Kate made the short cognitive leap. More like a step, really. "Oh no," she said, jumping to her feet, then wincing as her bruised ribs complained. "No, Merlin. Hell no."
"It won't be that hard, Kate. All you need to do is plug it into a computer. It doesn't even matter which one."
"Do you see the word 'Bond' after my name? I am not a freaking spy! I am not combat trained!"
"Kate Houston-Bond. It does have a nice ring to it," he said with a grin. Merlin dropped the smile, his tone becoming serious again. "You're a jumper, Kate. You can pop in and pop right back out again."
"First of all, I can't 'pop in' if I don't know where to pop to," Kate said angrily. "You know that; you're a jumper too. So unless you have a picture of the inside of the compound, I'm not going to be popping anywhere. Second, they're going to shoot me on sight. Last time I checked, being a jumper didn't protect me from a bullet to the back of the head!"
"They won't shoot you on sight if you're blending in." Merlin got up and crossed the room.
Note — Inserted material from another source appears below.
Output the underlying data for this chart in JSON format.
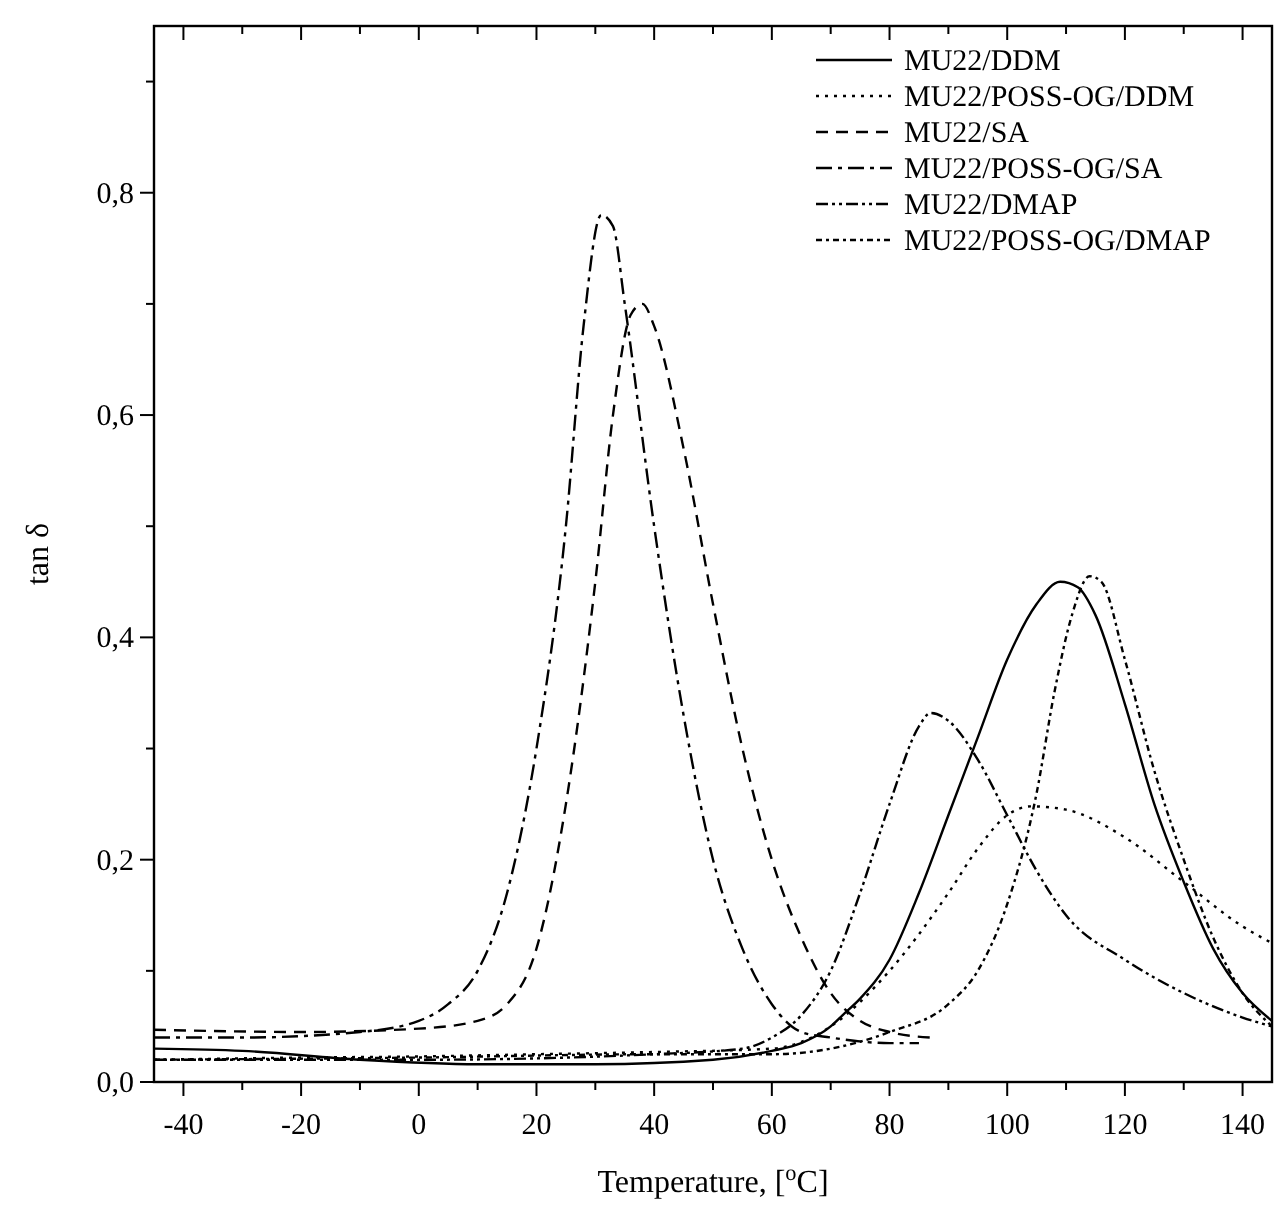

Picking up what she had assumed to be a grey blanket from the back of the couch, he held it out to her. It was a pearly Paladin robe.
Kate looked from the robe to him and back. "How did you even get that? You rarely Avalon," she said, naming the computer haven that he had created for himself.
Merlin shook his head, that hard evil look in his eyes again. "You don't want to know. What do you think?" He tossed the robe to her.
"I think you're trying to get me killed," she said bluntly as she crossed her arms, letting the fabric drift gracefully to the floor.
"I would never do that," Merlin said briskly. "You're the only person who talks to me on a regular basis. Besides, you can always jump out if it gets too hot."
He held out the flash drive, dangling it in front of her. "Your life's work, Kate. Your words, not mine."
She glared at him, growling under her breath as she snatched the slim stick from him. "I hate you."
"You're welcome. Come on, I have a few more toys for you."